Questa leggenda si svolge verso la metà del’500 e racconta la vita di una strega
chiamata Micillina, che poteva uccidere le persone con il solo sguardo e deformare
i bambini.
Questa donna viveva con suo marito, ma la loro unione non andava bene. Lui decise
di risolvere i problemi con la forza: prima le diede molte bastonate e poi la
mandò via di casa. Da allora Micillina pensava solo alla vendetta e si rivolse
al diavolo, il quale le suggerì un piano.
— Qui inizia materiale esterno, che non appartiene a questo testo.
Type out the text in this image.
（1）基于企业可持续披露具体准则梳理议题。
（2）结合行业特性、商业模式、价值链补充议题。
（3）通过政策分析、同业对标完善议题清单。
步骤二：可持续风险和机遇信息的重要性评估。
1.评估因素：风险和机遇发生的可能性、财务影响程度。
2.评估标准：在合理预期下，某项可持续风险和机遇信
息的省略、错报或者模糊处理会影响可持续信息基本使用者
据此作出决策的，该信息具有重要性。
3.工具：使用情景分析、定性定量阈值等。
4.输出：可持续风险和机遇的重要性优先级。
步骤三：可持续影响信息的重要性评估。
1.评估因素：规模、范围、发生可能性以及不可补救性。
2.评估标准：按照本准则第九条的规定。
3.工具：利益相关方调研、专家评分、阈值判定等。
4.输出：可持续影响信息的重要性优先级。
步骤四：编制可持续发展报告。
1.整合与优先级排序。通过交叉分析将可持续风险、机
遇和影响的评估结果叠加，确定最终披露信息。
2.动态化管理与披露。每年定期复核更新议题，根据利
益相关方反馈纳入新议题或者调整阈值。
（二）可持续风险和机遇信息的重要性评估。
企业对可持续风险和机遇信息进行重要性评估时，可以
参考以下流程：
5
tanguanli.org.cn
Micillina si recò quindi al campo dove
lavorava il marito e con una scrollatina all’albero su cui si era rifugiato, fu
subito vedova.
Tempo dopo se la prese col fornaio, il quale andava di casa in casa a prendere
l’impasto da cuocere nel forno del comune. Il fornaio si era recato a casa di
Micillina e non l’ aveva trovata; l’ aveva chiamata più volte, lei sembrava scomparsa.
Il fornaio tornò allora alla sua bottega, ma misteriosamente morì. Tutto il paese
era sconvolto per l’improvvisa morte del fornaio.
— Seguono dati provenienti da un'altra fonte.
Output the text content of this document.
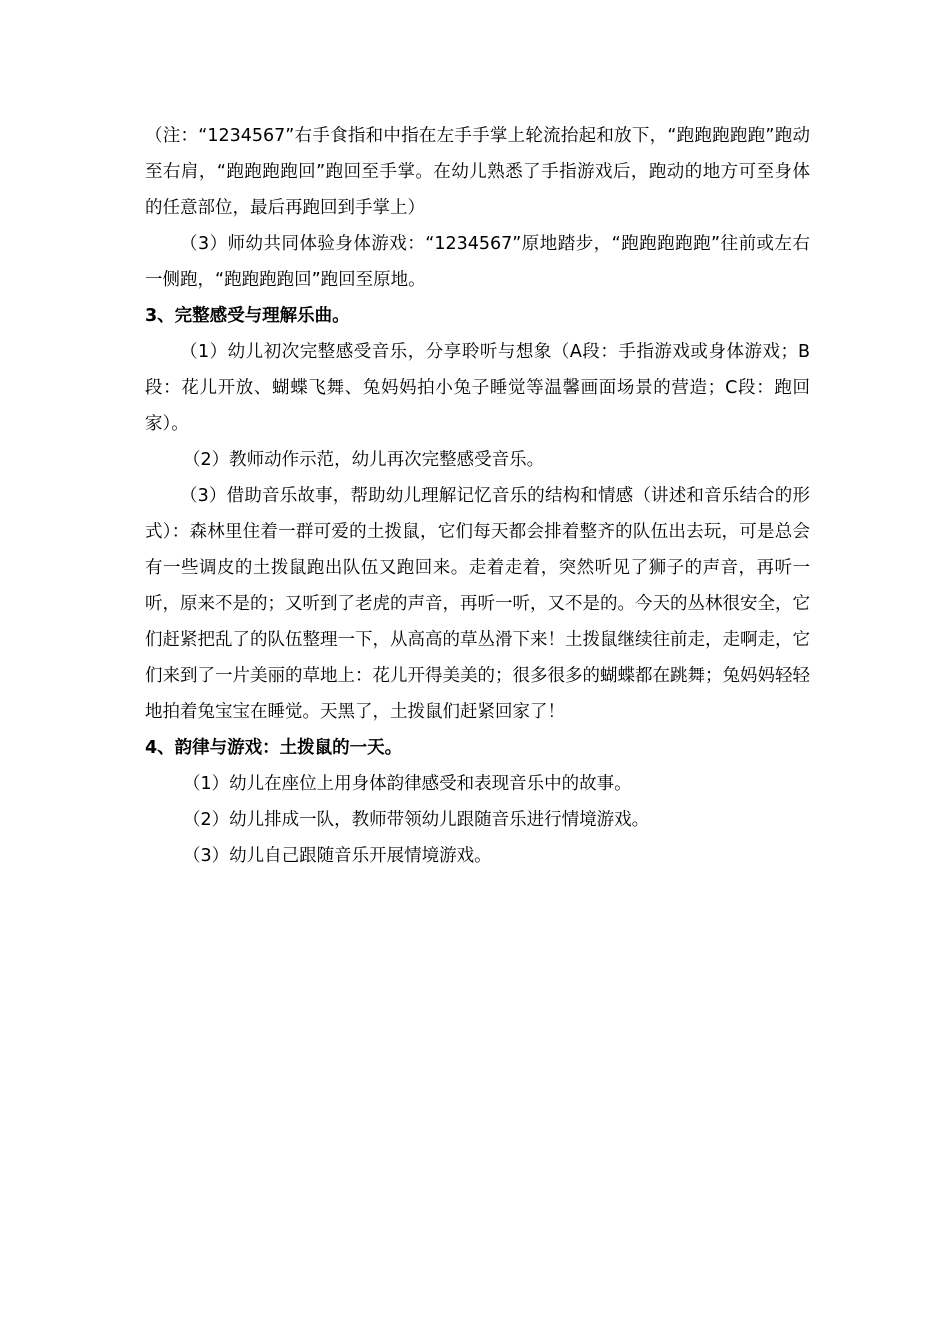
（注：“1234567”右手食指和中指在左手手掌上轮流抬起和放下，“跑跑跑跑跑”跑动至右肩，“跑跑跑跑回”跑回至手掌。在幼儿熟悉了手指游戏后，跑动的地方可至身体的任意部位，最后再跑回到手掌上）

（3）师幼共同体验身体游戏：“1234567”原地踏步，“跑跑跑跑跑”往前或左右一侧跑，“跑跑跑跑回”跑回至原地。

3、完整感受与理解乐曲。

（1）幼儿初次完整感受音乐，分享聆听与想象（A段：手指游戏或身体游戏；B段：花儿开放、蝴蝶飞舞、兔妈妈拍小兔子睡觉等温馨画面场景的营造；C段：跑回家）。

（2）教师动作示范，幼儿再次完整感受音乐。

（3）借助音乐故事，帮助幼儿理解记忆音乐的结构和情感（讲述和音乐结合的形式）：森林里住着一群可爱的土拨鼠，它们每天都会排着整齐的队伍出去玩，可是总会有一些调皮的土拨鼠跑出队伍又跑回来。走着走着，突然听见了狮子的声音，再听一听，原来不是的；又听到了老虎的声音，再听一听，又不是的。今天的丛林很安全，它们赶紧把乱了的队伍整理一下，从高高的草丛滑下来！土拨鼠继续往前走，走啊走，它们来到了一片美丽的草地上：花儿开得美美的；很多很多的蝴蝶都在跳舞；兔妈妈轻轻地拍着兔宝宝在睡觉。天黑了，土拨鼠们赶紧回家了！

4、韵律与游戏：土拨鼠的一天。

（1）幼儿在座位上用身体韵律感受和表现音乐中的故事。

（2）幼儿排成一队，教师带领幼儿跟随音乐进行情境游戏。

（3）幼儿自己跟随音乐开展情境游戏。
Micillina venne arrestata e condannata al rogo. Mentre attendeva il suo destino,
si sentivano nell’aria strane voci e dal cielo cadevano rotoli di spago. Erano
le sue amiche streghe che la chiamavano e le dicevano: “Attaccati, dai, vieni”.
Ma il prete si trovava lì vicino e gettava in continuazione acqua santa intorno
a lei; così la strega fu bruciata.
Il masso dove fu bruciata fu chiamato "Bric d'la masca Micillina", e pare che
ancora oggi si possano vedere delle macchie rosse, che ne’ vento ne’ pioggia cancellano.